Le Salon du Bourget, le grand rendez-vous de l’aéronautique mondiale, ouvre ses portes aujourd’hui. L’horizon est-il dégagé ?

Oui, il l’est et le moral des industriels du secteur est au beau fixe pour ce Salon qui a lieu tous les deux ans -réservé pour quatre jours aux professionnels, puis pour trois jours au grand public. Tout le monde s’attend à une pluie de commandes. Le moral est bon, d’abord parce que l’aéronautique revient de loin. En dix ans, le secteur a été touché par ricochet par le terrorisme, des troubles politiques, la flambée du prix du pétrole, des tsunamis et les volcans islandais, sans oublier la crise économique. Cette crise est aujourd’hui un souvenir, le trafic aérien est reparti, il grimpe de 5% par an. De plus en plus de terriens prennent l’avion, et donc il en faut de plus en plus. Cette année (au-delà du Bourget), un record devrait être battu : la barre des 1.000 avions commandés devrait être franchie. Pour avoir les idées claires : en 1990, il y avait 11.000 avions en vol, en 2010, 19.000, on en attend 40.000 dans vingt ans.

C’est toujours le match Boeing-Airbus qui domine. Le "made in Europe" contre le "made in America". Si on regarde les livraisons d’avions -indicateur de comparaison plus pertinent que les commandes parce que les commandes peuvent être annulées–, Airbus est numéro un mondial depuis plusieurs années. Le match continue cependant au coude à coude. Hier, Boeing a fait atterrir au Bourget, pour une première mondiale hors Etats-Unis, son nouveau B 747-8 allongé à deux ponts. Demain, ce sera la démonstration de son B 787 Dreamliner, 50% en carbone et matériaux composites. En face, Airbus compte sur l’A320neo, une version dotée de nouveaux moteurs du célèbre mono couloir. Pendant le Salon, l’européen aimerait battre son record de 2007 –on reparle de commandes-, 460 commandes d’appareils en une semaine. Il rêve notamment d’un énorme contrat de la compagnie malaise Air Asia.

Dans ce domaine, au moins, les Chinois n’ont pas encore pris la main.

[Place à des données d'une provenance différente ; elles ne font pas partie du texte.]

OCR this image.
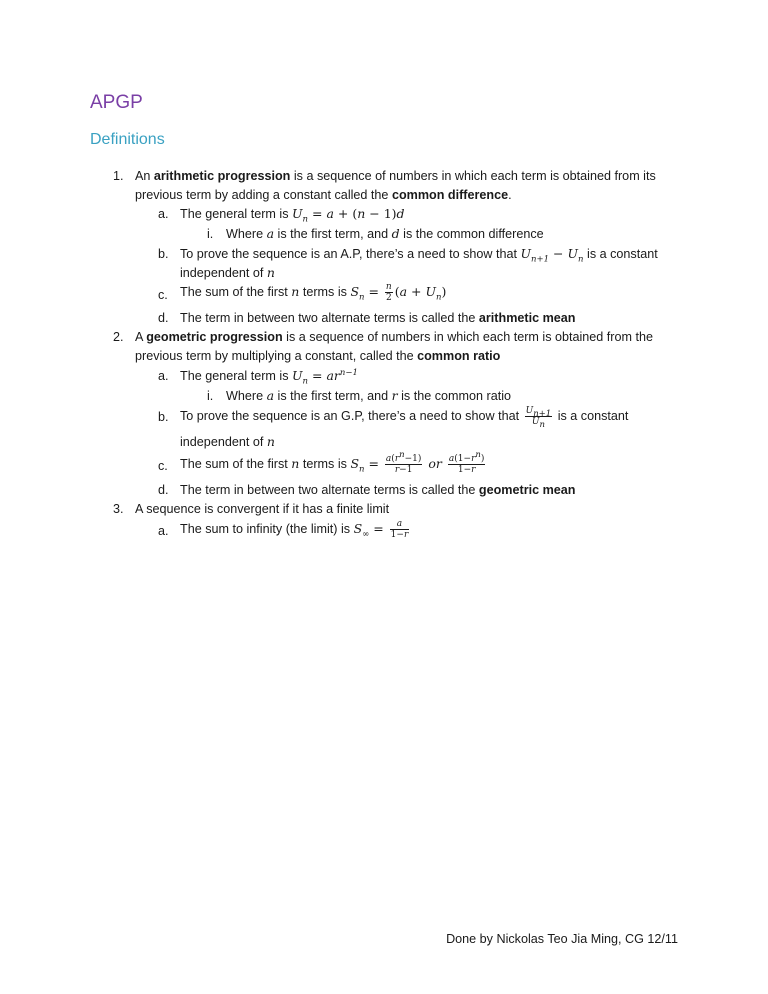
APGP
Definitions
1. An arithmetic progression is a sequence of numbers in which each term is obtained from its
previous term by adding a constant called the common difference.
a. The general term is $U_n = a + (n - 1)d$
i. Where a is the first term, and d is the common difference
b. To prove the sequence is an A.P, there’s a need to show that $U_{n+1} - U_n$ is a constant
independent of n
c. The sum of the first n terms is $S_n = \frac{n}{2} (a + U_n)$
d. The term in between two alternate terms is called the arithmetic mean
2. A geometric progression is a sequence of numbers in which each term is obtained from the
previous term by multiplying a constant, called the common ratio
a. The general term is $U_n = ar^{n-1}$
i. Where a is the first term, and r is the common ratio
b. To prove the sequence is an G.P, there’s a need to show that $\frac{U_{n+1}}{U_n}$ is a constant
independent of n
c. The sum of the first n terms is $S_n = \frac{a(r^n-1)}{r-1}$ or $\frac{a(1-r^n)}{1-r}$
d. The term in between two alternate terms is called the geometric mean
3. A sequence is convergent if it has a finite limit
a. The sum to infinity (the limit) is $S_\infty = \frac{a}{1-r}$
Done by Nickolas Teo Jia Ming, CG 12/11
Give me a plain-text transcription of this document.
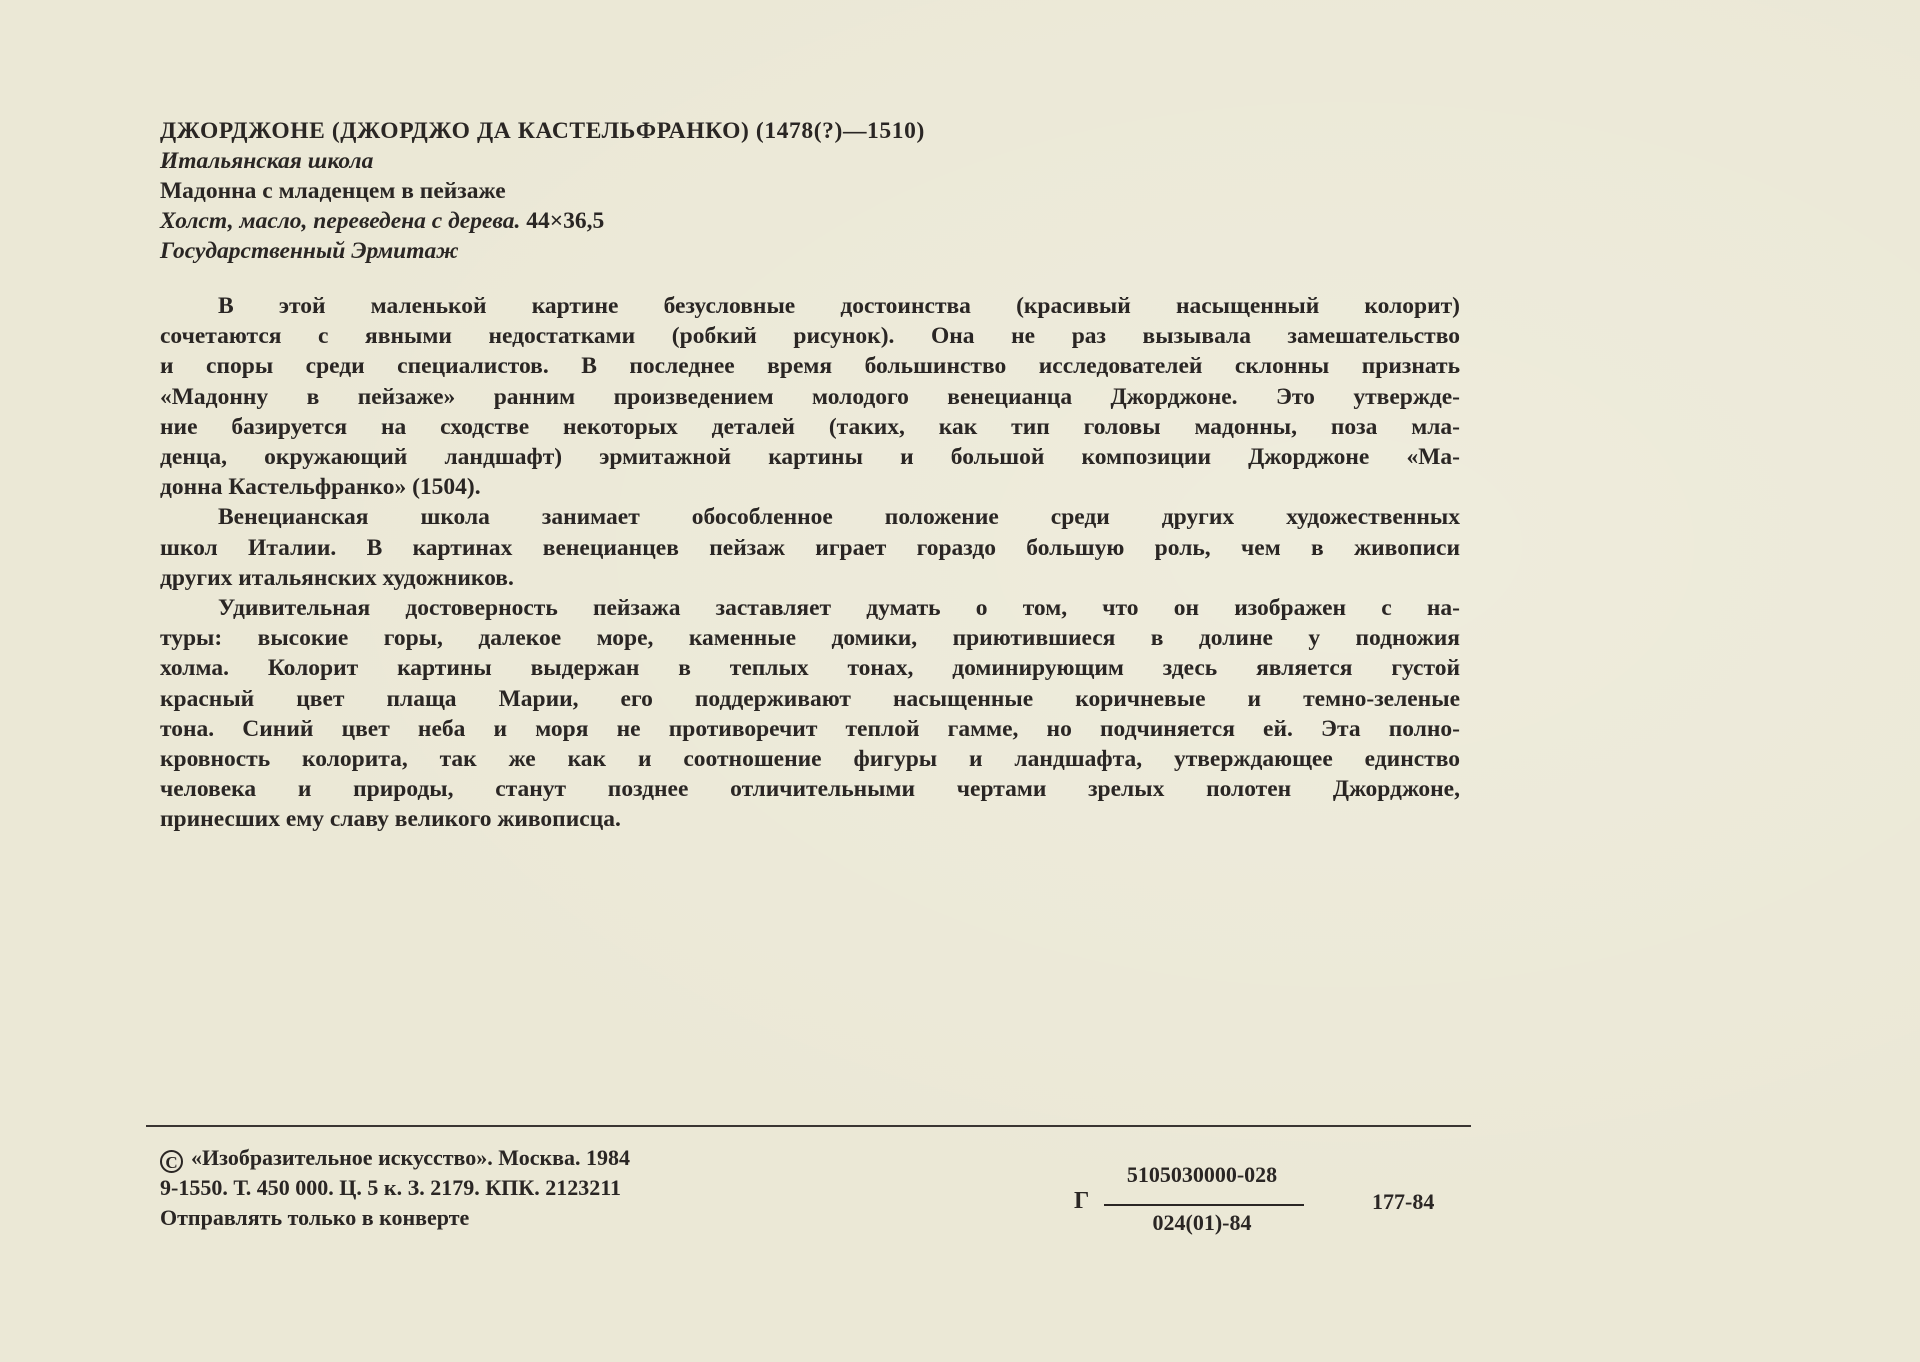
ДЖОРДЖОНЕ (ДЖОРДЖО ДА КАСТЕЛЬФРАНКО) (1478(?)—1510)
Итальянская школа
Мадонна с младенцем в пейзаже
Холст, масло, переведена с дерева. 44×36,5
Государственный Эрмитаж

В этой маленькой картине безусловные достоинства (красивый насыщенный колорит)
сочетаются с явными недостатками (робкий рисунок). Она не раз вызывала замешательство
и споры среди специалистов. В последнее время большинство исследователей склонны признать
«Мадонну в пейзаже» ранним произведением молодого венецианца Джорджоне. Это утвержде-
ние базируется на сходстве некоторых деталей (таких, как тип головы мадонны, поза мла-
денца, окружающий ландшафт) эрмитажной картины и большой композиции Джорджоне «Ма-
донна Кастельфранко» (1504).

Венецианская школа занимает обособленное положение среди других художественных
школ Италии. В картинах венецианцев пейзаж играет гораздо большую роль, чем в живописи
других итальянских художников.

Удивительная достоверность пейзажа заставляет думать о том, что он изображен с на-
туры: высокие горы, далекое море, каменные домики, приютившиеся в долине у подножия
холма. Колорит картины выдержан в теплых тонах, доминирующим здесь является густой
красный цвет плаща Марии, его поддерживают насыщенные коричневые и темно-зеленые
тона. Синий цвет неба и моря не противоречит теплой гамме, но подчиняется ей. Эта полно-
кровность колорита, так же как и соотношение фигуры и ландшафта, утверждающее единство
человека и природы, станут позднее отличительными чертами зрелых полотен Джорджоне,
принесших ему славу великого живописца.

C «Изобразительное искусство». Москва. 1984
9-1550. Т. 450 000. Ц. 5 к. З. 2179. КПК. 2123211
Отправлять только в конверте
Г
5105030000-028
024(01)-84
177-84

Ni la main, ni le manche, ni le ciel. Aujourd’hui, les deux groupes occidentaux ne sont pas menacés. Mais la Chine vise clairement la place de numéro trois. Ses besoins sont immenses. D’ici trois ans, on estime qu’elle comptera 200 millions de passagers aériens supplémentaires. Elle a ouvert 45 aéroports depuis cinq et en prévoit 52 de plus d’ici 2020. Côté industriel, elle travaille sur un futur moyen courrier, le C919, dont le moteur sera fourni par General Electric et le français Safran. Un moteur plus économe en carburant. Le risque pour Airbus et Boeing est d’être concurrencé sr les prix mais, surtout, d’être évincé du marché chinois.

Y a-t-il une leçon à tirer avant l’ouverture du Bourget ? Deux leçons. Un : Ceux qui croyaient, à cause de l’environnement, du prix du pétrole, du 11 septembre, à la fin du boom de l’aviation, se sont trompés. Deux : le succès d’Airbus, mais aussi celui de l’aérien dans son ensemble, ne vont pas dans le sens de la dé-mondialisation des échanges dont certains rêvent, ici. Les salariés de l’aéronautique ne voteront pas pour elle, tandis que les habitants de cette terre, eux, veulent voler, et de plus en plus.